Student leaders prep for business world

Student senators talked with former congressmen about government and involvement.
(Source: WSU student senate) Student senators talked with former congressmen about government and involvement.

In the executive branch of the Weber State University Student Association, the range of majors is as wide as the range of jobs the members have to help the student body. The WSUSA vice presidents and president all said being involved has brought them experiences and opportunities that are useful in not only the workplace, but in their personal lives.

Mandie Barnes, a senior in public relations and advertising, said her major has been the perfect preparation for her role as the vice president for leadership in the WSUSA.

Barnes said being involved in campus leadership has also helped to build her portfolio. Being the leadership vice president, Barnes said she was able to get a lot of experience that she’ll be able to use in a professional setting.

“I feel like I have a portfolio based on being involved in the student association, because a lot of the things I’m doing there, I’ll be doing in the real world, like planning events and advertising, whereas a lot of kids don’t get that hands-on experience unless you get involved outside the community,” she said.

Barnes said she would suggest getting involved to any college student.

“I love the quote that says, ‘Don’t let your classwork get in the way of your education,’” she said. “I feel like you learn so much more outside of the classroom. Sometimes you learn different skills outside of the classroom that are really valuable.”

Michael Diamond, the vice president for programming, said that, for him, integrity is what makes not only a good business person, but a good leader.

“If you don’t have a character that is attractive, then you’re not a leader; you’re just behind the scenes,” Diamond said. “As soon as you can change who you are, that’s when you start to influence people, and that allows you to be a leader. In being a leader, who you are is much more important than what you do.”

Being a communications major, Diamond said he has had the opportunity to work in many groups as part of his classwork, as well as part of his role in the WSUSA. He said creating synergy is crucial to making any group or team productive.

“Getting synergy in a group is vital,” Diamond said. “If you don’t have that, then your creativity is pretty much shot.”

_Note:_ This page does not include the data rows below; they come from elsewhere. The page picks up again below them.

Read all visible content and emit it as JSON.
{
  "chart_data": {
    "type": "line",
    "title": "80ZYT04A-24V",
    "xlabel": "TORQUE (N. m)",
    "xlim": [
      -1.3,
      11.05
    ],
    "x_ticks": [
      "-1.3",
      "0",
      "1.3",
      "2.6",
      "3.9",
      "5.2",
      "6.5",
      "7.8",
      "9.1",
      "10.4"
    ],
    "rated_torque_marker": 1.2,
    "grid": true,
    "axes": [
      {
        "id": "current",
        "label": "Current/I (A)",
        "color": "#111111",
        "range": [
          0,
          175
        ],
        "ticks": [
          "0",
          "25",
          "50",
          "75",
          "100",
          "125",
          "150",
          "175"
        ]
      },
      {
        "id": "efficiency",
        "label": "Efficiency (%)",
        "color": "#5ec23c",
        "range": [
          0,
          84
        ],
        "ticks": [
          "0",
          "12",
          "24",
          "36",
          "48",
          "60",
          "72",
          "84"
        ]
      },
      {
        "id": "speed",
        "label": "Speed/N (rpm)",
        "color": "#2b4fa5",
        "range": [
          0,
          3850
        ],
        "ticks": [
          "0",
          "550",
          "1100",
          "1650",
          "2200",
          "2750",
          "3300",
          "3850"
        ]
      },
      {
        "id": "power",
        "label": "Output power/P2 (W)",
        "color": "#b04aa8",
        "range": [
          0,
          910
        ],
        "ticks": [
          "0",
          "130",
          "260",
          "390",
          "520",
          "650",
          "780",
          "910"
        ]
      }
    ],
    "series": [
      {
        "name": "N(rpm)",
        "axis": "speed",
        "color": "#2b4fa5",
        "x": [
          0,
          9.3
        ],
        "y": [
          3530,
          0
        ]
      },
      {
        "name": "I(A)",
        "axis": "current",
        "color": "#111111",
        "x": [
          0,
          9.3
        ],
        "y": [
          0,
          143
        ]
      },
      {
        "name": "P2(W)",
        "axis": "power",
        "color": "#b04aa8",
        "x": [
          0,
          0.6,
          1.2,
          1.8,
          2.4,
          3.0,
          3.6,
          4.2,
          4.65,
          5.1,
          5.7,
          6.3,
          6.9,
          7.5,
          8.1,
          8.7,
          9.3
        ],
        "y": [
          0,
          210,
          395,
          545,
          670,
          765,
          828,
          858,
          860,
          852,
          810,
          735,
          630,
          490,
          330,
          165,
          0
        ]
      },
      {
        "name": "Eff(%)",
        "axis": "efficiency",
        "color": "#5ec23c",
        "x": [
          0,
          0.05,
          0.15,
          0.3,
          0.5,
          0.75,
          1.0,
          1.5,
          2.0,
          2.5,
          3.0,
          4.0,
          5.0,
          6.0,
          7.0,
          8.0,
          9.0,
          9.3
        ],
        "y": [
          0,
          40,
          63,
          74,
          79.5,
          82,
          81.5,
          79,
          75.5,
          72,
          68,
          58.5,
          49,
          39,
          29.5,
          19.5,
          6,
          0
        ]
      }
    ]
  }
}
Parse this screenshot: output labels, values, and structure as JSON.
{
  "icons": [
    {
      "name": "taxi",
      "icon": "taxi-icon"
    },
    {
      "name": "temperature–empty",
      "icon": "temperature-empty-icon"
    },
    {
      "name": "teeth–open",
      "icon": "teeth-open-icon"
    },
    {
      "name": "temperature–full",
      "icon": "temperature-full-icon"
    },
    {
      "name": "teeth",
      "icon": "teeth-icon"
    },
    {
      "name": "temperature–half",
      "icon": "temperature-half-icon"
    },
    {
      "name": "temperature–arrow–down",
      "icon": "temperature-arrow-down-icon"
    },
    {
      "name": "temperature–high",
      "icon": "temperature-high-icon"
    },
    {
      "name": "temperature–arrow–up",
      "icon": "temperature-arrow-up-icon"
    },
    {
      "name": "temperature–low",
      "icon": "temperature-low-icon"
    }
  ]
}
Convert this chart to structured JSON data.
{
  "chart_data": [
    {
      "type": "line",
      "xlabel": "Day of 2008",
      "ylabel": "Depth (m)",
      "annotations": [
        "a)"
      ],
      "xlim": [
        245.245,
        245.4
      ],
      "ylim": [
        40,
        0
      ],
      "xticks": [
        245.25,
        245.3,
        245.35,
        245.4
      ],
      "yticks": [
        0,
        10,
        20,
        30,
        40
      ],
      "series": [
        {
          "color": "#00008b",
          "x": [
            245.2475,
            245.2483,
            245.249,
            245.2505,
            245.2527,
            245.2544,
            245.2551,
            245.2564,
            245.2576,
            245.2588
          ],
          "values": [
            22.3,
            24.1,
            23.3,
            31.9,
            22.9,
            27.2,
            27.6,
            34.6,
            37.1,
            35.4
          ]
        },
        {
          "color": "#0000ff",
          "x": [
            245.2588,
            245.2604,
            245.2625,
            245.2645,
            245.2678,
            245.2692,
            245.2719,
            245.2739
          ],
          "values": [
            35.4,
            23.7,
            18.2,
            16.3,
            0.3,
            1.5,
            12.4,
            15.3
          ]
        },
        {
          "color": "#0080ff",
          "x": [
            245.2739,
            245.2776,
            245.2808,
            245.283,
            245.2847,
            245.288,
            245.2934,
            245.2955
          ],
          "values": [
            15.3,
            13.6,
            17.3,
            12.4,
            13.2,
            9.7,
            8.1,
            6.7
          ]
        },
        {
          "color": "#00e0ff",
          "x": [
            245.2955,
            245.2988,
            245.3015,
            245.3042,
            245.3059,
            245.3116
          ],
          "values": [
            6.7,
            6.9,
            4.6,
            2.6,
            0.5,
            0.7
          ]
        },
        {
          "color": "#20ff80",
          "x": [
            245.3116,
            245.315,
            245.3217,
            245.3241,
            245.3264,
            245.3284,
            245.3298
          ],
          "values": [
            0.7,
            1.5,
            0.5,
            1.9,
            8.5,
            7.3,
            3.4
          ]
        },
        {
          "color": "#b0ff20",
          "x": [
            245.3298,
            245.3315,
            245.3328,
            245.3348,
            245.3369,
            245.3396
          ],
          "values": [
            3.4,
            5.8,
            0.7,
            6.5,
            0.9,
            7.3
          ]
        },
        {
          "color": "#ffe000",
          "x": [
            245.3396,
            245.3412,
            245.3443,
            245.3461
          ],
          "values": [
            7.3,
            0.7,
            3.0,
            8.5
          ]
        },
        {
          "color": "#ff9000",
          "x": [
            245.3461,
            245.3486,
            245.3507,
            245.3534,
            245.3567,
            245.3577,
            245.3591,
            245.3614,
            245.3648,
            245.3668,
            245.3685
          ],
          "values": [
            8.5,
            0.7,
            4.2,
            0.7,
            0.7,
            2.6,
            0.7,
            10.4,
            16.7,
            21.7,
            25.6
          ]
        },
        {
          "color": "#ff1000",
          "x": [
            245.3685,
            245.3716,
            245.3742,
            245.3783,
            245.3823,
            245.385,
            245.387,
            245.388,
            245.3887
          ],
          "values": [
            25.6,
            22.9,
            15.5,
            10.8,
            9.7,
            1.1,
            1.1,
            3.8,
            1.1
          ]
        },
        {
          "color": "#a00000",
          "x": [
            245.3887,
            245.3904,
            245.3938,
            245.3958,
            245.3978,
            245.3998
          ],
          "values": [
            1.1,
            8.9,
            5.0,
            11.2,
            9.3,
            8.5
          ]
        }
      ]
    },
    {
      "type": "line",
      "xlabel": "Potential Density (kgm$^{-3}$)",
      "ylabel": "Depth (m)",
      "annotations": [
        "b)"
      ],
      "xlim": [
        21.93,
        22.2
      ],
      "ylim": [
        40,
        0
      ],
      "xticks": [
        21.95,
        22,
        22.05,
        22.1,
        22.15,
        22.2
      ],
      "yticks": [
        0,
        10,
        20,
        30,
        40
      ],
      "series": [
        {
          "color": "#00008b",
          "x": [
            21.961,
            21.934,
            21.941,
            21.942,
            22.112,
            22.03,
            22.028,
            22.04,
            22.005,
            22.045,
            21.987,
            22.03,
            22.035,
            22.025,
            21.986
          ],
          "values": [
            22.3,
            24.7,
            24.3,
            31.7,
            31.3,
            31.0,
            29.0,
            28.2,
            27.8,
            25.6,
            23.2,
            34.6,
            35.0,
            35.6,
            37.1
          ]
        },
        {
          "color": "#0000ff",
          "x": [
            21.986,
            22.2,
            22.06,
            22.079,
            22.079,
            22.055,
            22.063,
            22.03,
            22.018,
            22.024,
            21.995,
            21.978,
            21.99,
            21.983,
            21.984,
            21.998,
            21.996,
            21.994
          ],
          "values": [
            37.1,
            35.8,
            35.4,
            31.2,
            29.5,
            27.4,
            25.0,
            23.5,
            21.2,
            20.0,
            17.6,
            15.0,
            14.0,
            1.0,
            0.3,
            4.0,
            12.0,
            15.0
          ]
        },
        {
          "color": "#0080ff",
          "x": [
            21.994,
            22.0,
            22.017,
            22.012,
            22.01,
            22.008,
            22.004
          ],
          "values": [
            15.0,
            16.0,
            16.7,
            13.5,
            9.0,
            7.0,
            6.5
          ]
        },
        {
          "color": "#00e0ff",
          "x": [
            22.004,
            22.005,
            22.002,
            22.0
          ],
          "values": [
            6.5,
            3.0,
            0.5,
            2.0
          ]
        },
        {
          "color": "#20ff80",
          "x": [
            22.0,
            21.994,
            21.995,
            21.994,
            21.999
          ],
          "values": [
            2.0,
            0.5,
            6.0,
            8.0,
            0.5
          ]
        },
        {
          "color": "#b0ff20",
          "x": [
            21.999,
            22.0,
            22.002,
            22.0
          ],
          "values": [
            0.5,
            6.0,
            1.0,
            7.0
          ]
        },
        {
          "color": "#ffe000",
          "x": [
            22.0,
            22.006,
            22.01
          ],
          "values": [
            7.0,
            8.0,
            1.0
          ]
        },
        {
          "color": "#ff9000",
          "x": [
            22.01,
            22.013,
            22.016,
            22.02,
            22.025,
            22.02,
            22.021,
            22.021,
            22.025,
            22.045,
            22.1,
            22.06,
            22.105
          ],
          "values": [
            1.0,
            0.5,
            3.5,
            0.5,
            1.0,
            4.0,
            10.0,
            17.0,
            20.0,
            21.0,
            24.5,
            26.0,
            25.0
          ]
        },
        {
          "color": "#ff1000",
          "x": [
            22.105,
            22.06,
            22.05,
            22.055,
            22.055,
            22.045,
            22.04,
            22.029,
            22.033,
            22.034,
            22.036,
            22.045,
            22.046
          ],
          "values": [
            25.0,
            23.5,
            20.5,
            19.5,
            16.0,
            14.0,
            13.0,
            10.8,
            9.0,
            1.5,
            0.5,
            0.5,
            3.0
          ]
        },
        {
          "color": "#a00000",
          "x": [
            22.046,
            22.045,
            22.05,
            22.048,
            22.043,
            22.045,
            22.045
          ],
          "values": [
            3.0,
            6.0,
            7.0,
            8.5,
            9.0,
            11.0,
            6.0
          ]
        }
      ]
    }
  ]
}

Abelardo Saucedo, vice president for Clubs and Organizations, and Andrew Gardiner, president, said being accounting majors has helped them be more effective leaders.  Saucedo said being able to plan ahead and budget expenses are skills he learned as part of his major that have helped him in his role. Gardiner agreed, noting how those skills are important in any role.

Gardiner, like Barnes, said he learned “90 percent more of what I know outside of the classroom than inside of the classroom. I’m a better leader, I will be a better friend, a better employee because of the positions I’ve had all through my college experience.”

Gardiner said that, no matter a student’s interests or previous experiences, he would suggest getting involved.

“I encourage every student that wants to get involved to look into either a club or a sport or Student Involvement and Leadership position, something to tie their experience here at Weber State to other than academics, and they will be so much more prepared when they leave,” he said.

Julia Saxton, vice president for service, said another leadership skill that is useful in any situation is service. Service, according to Saxton, is something anyone in any profession can take advantage of.

“That way, they can be more passionate about what they’re doing,” she said. “And service is more applicable in the work force, or education or wherever you may be — it’s always applicable.”

Saxton likened leadership to service, noting that both traits are important and desirable to employers.

“Leadership is applicable no matter what you’re doing,” she said. “Whether you’re working as an individual or working in a group project, it’s always there, and it’s an important trait to have.”

According to several WSUSA representatives, being involved in some sort of extracurricular activity can help build many aspects of college life; it can help build portfolios and give real-world experiences, create skills and traits that are desirable to employers, and gain unique opportunities that can add spice to resumes.

Appointed positions for WSUSA are available now. Packets of information and positions are available in the Student Involvement and Leadership Office on the second floor of the Shepard Union Building.